- Directed by: Walter Forde
- Written by: Roger MacDougall; Allan MacKinnon;
- Produced by: Michael Balcon
- Starring: Jimmy O'Dea
- Cinematography: Gordon Dines; Ronald Neame;
- Edited by: Ray Pitt
- Music by: Ernest Irving; Jack Beaver;
- Production company: Associated Talking Pictures
- Distributed by: Associated British
- Release date: March 1939;
- Running time: 83 minutes
- Country: United Kingdom
- Language: English
- Budget: £21,393

= Let's Be Famous =

Let's Be Famous is a 1939 British musical comedy film directed by Walter Forde and starring Jimmy O'Dea, Betty Driver and Sonnie Hale. It was written by Roger MacDougall and Allan MacKinnon.

==Plot==
Amateur singer and stage-struck shopkeeper Jimmy Houlihan travels to London to enter a BBC radio singing competition. It turns out, however, that he has been entered in a spelling bee.

==Cast==
- Jimmy O'Dea as Jimmy Houlihan
- Betty Driver as Betty Pinbright
- Sonnie Hale as Finch
- Patrick Barr as Johnny Blake
- Basil Radford as Watson
- Milton Rosmer as Albert Pinbright
- Lena Brown as Polly Pinbright
- Henry Hallett as Grenville
- Garry Marsh as BBC official
- Franklyn Bellamy as Ali Benali (as Franklin Bellamy)
- Hay Plumb as announcer
- Alf Goddard as Battling Bulger
- Raymond Huntley as singer in trio (uncredited)
- Jack Vyvyan as Alfie

==Production==
The film was made by Associated Talking Pictures, with shooting beginning in November 1938. The film's art direction was by the Austrian Oscar Werndorff, in his final production.

==Reception==
The Monthly Film Bulletin wrote: "With sprightly direction, Noel Gay's music, and the feeling that the actors are enjoying it all even more than the audience, this unpretentious film provides laughs from beginning to end. Jimmy O'Dea and Sonnie Hale make a good team and they are strongly supported by the rest of the cast."

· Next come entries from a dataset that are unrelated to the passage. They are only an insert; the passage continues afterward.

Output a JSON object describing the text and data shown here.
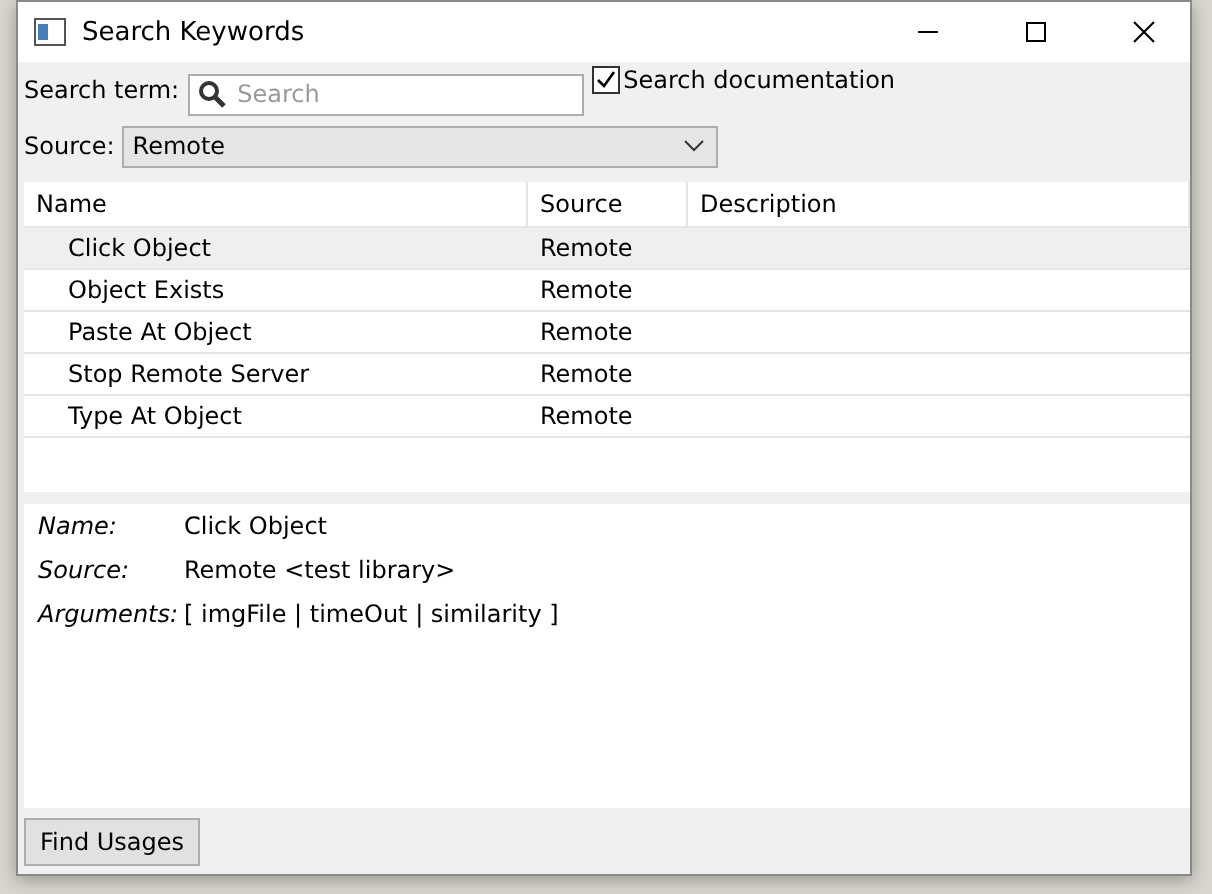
{
  "window": {
    "title": "Search Keywords"
  },
  "search": {
    "label": "Search term:",
    "placeholder": "Search"
  },
  "search_documentation": {
    "label": "Search documentation",
    "checked": true
  },
  "source": {
    "label": "Source:",
    "value": "Remote"
  },
  "table": {
    "columns": [
      "Name",
      "Source",
      "Description"
    ],
    "rows": [
      {
        "name": "Click Object",
        "source": "Remote",
        "selected": true
      },
      {
        "name": "Object Exists",
        "source": "Remote",
        "selected": false
      },
      {
        "name": "Paste At Object",
        "source": "Remote",
        "selected": false
      },
      {
        "name": "Stop Remote Server",
        "source": "Remote",
        "selected": false
      },
      {
        "name": "Type At Object",
        "source": "Remote",
        "selected": false
      }
    ]
  },
  "details": [
    {
      "label": "Name:",
      "value": "Click Object"
    },
    {
      "label": "Source:",
      "value": "Remote <test library>"
    },
    {
      "label": "Arguments:",
      "value": "[ imgFile | timeOut | similarity ]"
    }
  ],
  "buttons": [
    "Find Usages"
  ]
}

Kine Weekly wrote: "The Irish opening is a little protracted, but there is never a let-down in the laughter once the principal characters are brought together. The B.B.C. spelling bee sequences, the rehearsing of the parachute stunt, and the stunt itself, and the final touch of burlesque played out in a French broadcasting station, are funny enough to offset initial criticism. Song and musical embellishment generally are, incidentally, put over with pep and infectious virtuosity. In brief, a lively romp."

Picture Show wrote: "Bright entertainment is provided by Jimmy O'Dea, Betty Driver and Sonnie Hale in this comedy of an Irish villager who brags about his voice, and mistakes an invitation to join a spelling bee for one to sing at a concert for the B.B.C. This results in him having some comical adventures which conclude in a riotously funny broadcasting scene."